Al principio, se procuró reducir toda nuestra compleja realidad a unas


pocas ecuaciones. Apenas un código de representación, de alguna forma
cobró vida propia y empezó a caminar por ahí, al estilo de los naipes del
náufrago en la novela de Jostein Gaarder. Su decodificación de vuelta al
mundo real quedó suspendida. Los modelos de “equilibrio general” que
de allí derivaron, en palabras de Ricardo Caballero (MIT), “se dejaron
hipnotizar por su propia lógica de una forma tal que empezaron a
confundir su capacidad para predecir las circunstancias de ese mundo
abstracto en el que surgieron con su capacidad para predecir la
realidad”. La futilidad de estos métodos llevó a otros a estudiar
fenómenos específicos de manera más precisa, sin pretender “explicarlo
todo”. De este segundo grupo (ridiculizados como “modelos mascota”

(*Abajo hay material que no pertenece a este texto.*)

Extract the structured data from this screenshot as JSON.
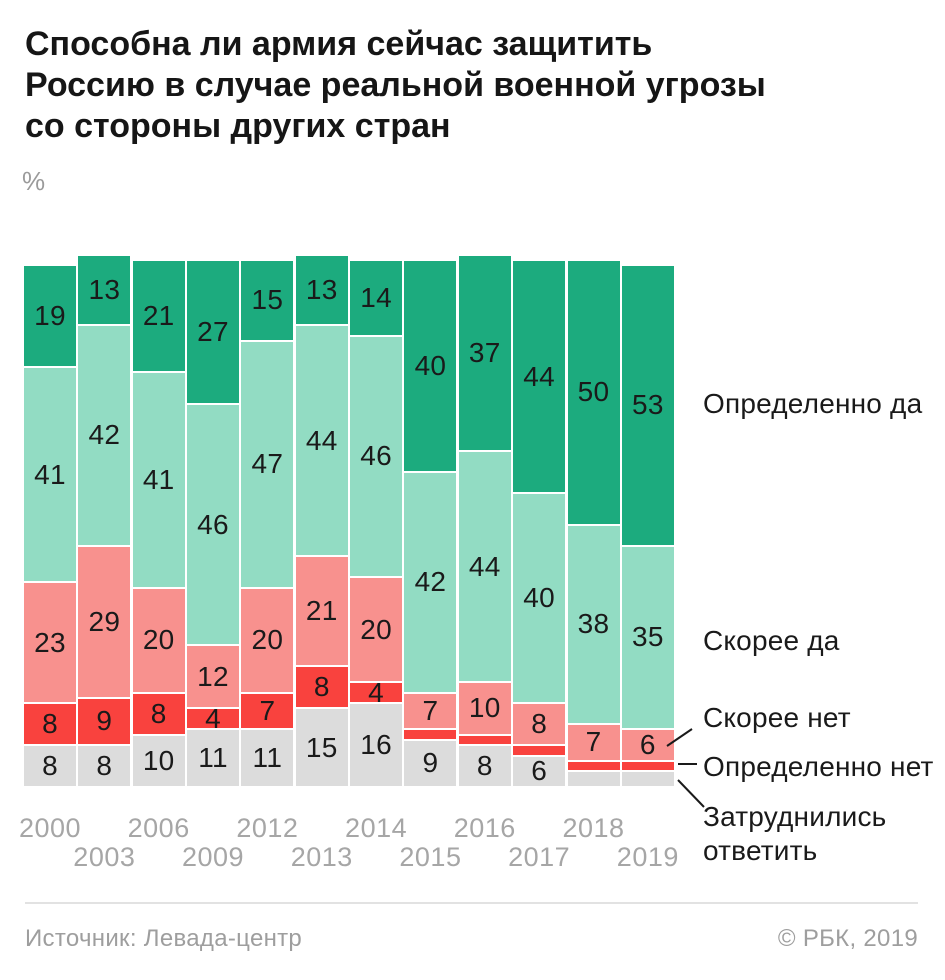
{
  "header": {
    "title": "Способна ли армия сейчас защитить\nРоссию в случае реальной военной угрозы\nсо стороны других стран",
    "unit": "%"
  },
  "chart_data": {
    "type": "bar",
    "subtype": "stacked-100-percent",
    "title": "Способна ли армия сейчас защитить Россию в случае реальной военной угрозы со стороны других стран",
    "unit": "%",
    "grid": false,
    "legend_position": "right",
    "value_labels": "inside-segments",
    "ylim": [
      0,
      100
    ],
    "categories": [
      "2000",
      "2003",
      "2006",
      "2009",
      "2012",
      "2013",
      "2014",
      "2015",
      "2016",
      "2017",
      "2018",
      "2019"
    ],
    "category_label_rows": [
      1,
      2,
      1,
      2,
      1,
      2,
      1,
      2,
      1,
      2,
      1,
      2
    ],
    "series": [
      {
        "name": "Определенно да",
        "color": "#1cab7e",
        "values": [
          19,
          13,
          21,
          27,
          15,
          13,
          14,
          40,
          37,
          44,
          50,
          53
        ],
        "label_shown": [
          true,
          true,
          true,
          true,
          true,
          true,
          true,
          true,
          true,
          true,
          true,
          true
        ]
      },
      {
        "name": "Скорее да",
        "color": "#92dcc3",
        "values": [
          41,
          42,
          41,
          46,
          47,
          44,
          46,
          42,
          44,
          40,
          38,
          35
        ],
        "label_shown": [
          true,
          true,
          true,
          true,
          true,
          true,
          true,
          true,
          true,
          true,
          true,
          true
        ]
      },
      {
        "name": "Скорее нет",
        "color": "#f8918e",
        "values": [
          23,
          29,
          20,
          12,
          20,
          21,
          20,
          7,
          10,
          8,
          7,
          6
        ],
        "label_shown": [
          true,
          true,
          true,
          true,
          true,
          true,
          true,
          true,
          true,
          true,
          true,
          true
        ]
      },
      {
        "name": "Определенно нет",
        "color": "#f9423e",
        "values": [
          8,
          9,
          8,
          4,
          7,
          8,
          4,
          2,
          2,
          2,
          2,
          2
        ],
        "label_shown": [
          true,
          true,
          true,
          true,
          true,
          true,
          true,
          false,
          false,
          false,
          false,
          false
        ]
      },
      {
        "name": "Затруднились ответить",
        "color": "#dcdcdc",
        "values": [
          8,
          8,
          10,
          11,
          11,
          15,
          16,
          9,
          8,
          6,
          3,
          3
        ],
        "label_shown": [
          true,
          true,
          true,
          true,
          true,
          true,
          true,
          true,
          true,
          true,
          false,
          false
        ]
      }
    ]
  },
  "legend": {
    "items": [
      "Определенно да",
      "Скорее да",
      "Скорее нет",
      "Определенно нет",
      "Затруднились\nответить"
    ]
  },
  "footer": {
    "source": "Источник: Левада-центр",
    "copyright": "© РБК, 2019"
  }
}
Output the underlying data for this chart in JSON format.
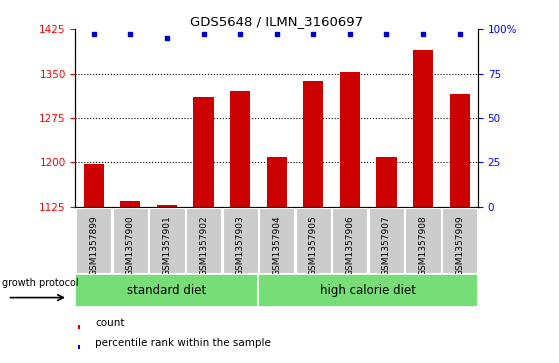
{
  "title": "GDS5648 / ILMN_3160697",
  "samples": [
    "GSM1357899",
    "GSM1357900",
    "GSM1357901",
    "GSM1357902",
    "GSM1357903",
    "GSM1357904",
    "GSM1357905",
    "GSM1357906",
    "GSM1357907",
    "GSM1357908",
    "GSM1357909"
  ],
  "counts": [
    1197,
    1135,
    1128,
    1310,
    1320,
    1210,
    1338,
    1352,
    1210,
    1390,
    1315
  ],
  "percentile_ranks": [
    97,
    97,
    95,
    97,
    97,
    97,
    97,
    97,
    97,
    97,
    97
  ],
  "ylim_left": [
    1125,
    1425
  ],
  "ylim_right": [
    0,
    100
  ],
  "yticks_left": [
    1125,
    1200,
    1275,
    1350,
    1425
  ],
  "yticks_right": [
    0,
    25,
    50,
    75,
    100
  ],
  "ytick_right_labels": [
    "0",
    "25",
    "50",
    "75",
    "100%"
  ],
  "bar_color": "#cc0000",
  "dot_color": "#0000cc",
  "standard_diet_count": 5,
  "group_label_standard": "standard diet",
  "group_label_high": "high calorie diet",
  "group_bg_color": "#77dd77",
  "sample_bg_color": "#cccccc",
  "growth_protocol_label": "growth protocol",
  "legend_count_label": "count",
  "legend_percentile_label": "percentile rank within the sample",
  "fig_width": 5.59,
  "fig_height": 3.63
}
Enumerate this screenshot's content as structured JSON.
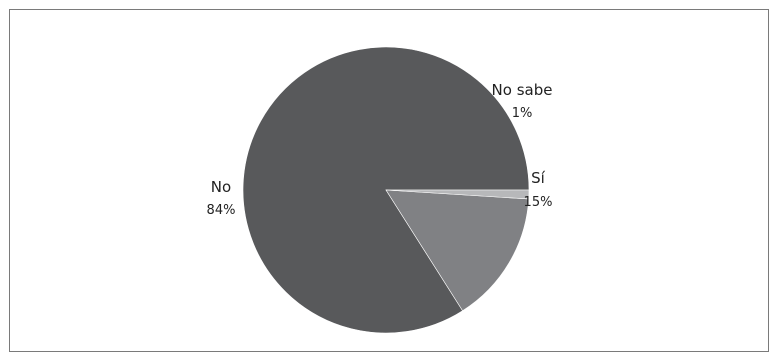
{
  "chart_data": {
    "type": "pie",
    "title": "",
    "slices": [
      {
        "label": "No",
        "value": 84,
        "value_label": "84%",
        "color": "#58595b"
      },
      {
        "label": "Sí",
        "value": 15,
        "value_label": "15%",
        "color": "#808184"
      },
      {
        "label": "No sabe",
        "value": 1,
        "value_label": "1%",
        "color": "#b7b8ba"
      }
    ],
    "legend": "none",
    "labels_position": "outside"
  }
}
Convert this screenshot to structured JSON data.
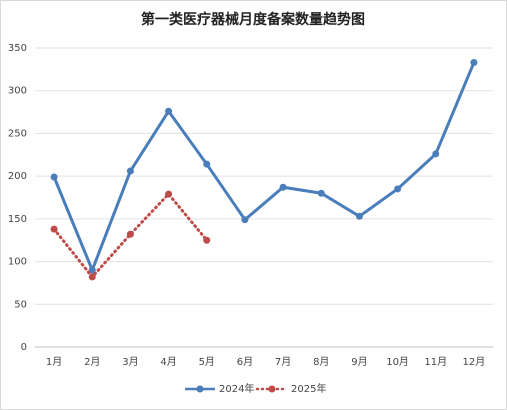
{
  "chart_data": {
    "type": "line",
    "title": "第一类医疗器械月度备案数量趋势图",
    "categories": [
      "1月",
      "2月",
      "3月",
      "4月",
      "5月",
      "6月",
      "7月",
      "8月",
      "9月",
      "10月",
      "11月",
      "12月"
    ],
    "series": [
      {
        "name": "2024年",
        "color": "#4a7ebb",
        "dash": false,
        "values": [
          199,
          90,
          206,
          276,
          214,
          149,
          187,
          180,
          153,
          185,
          226,
          333
        ]
      },
      {
        "name": "2025年",
        "color": "#be4b48",
        "dash": true,
        "values": [
          138,
          82,
          132,
          179,
          125,
          null,
          null,
          null,
          null,
          null,
          null,
          null
        ]
      }
    ],
    "ylim": [
      0,
      350
    ],
    "yticks": [
      0,
      50,
      100,
      150,
      200,
      250,
      300,
      350
    ],
    "grid": true,
    "legend": "bottom"
  }
}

por los más generalistas) se derivan conclusiones más precisas pero
también más simplistas: Su relación con el todo no siempre queda
clara. La economía de los datos, esa que parte de y vuelve a los
resultados concretos del hecho económico, ha pasado a un segundo
plano.
A partir de aquí, la ciencia necesita con urgencia a gente dispuesta a
levantarse y denunciar que el emperador lleva rato desnudo. Es hora de
hacer algo distinto, de intentar algo nuevo. Es eso o quedar a merced de
los opinadores de oficio.Como bien apunta Caballero, esos, aunque
parezca imposible, sufren del síndrome de pretender-saber de una
forma todavía más aguda que los economistas de academia.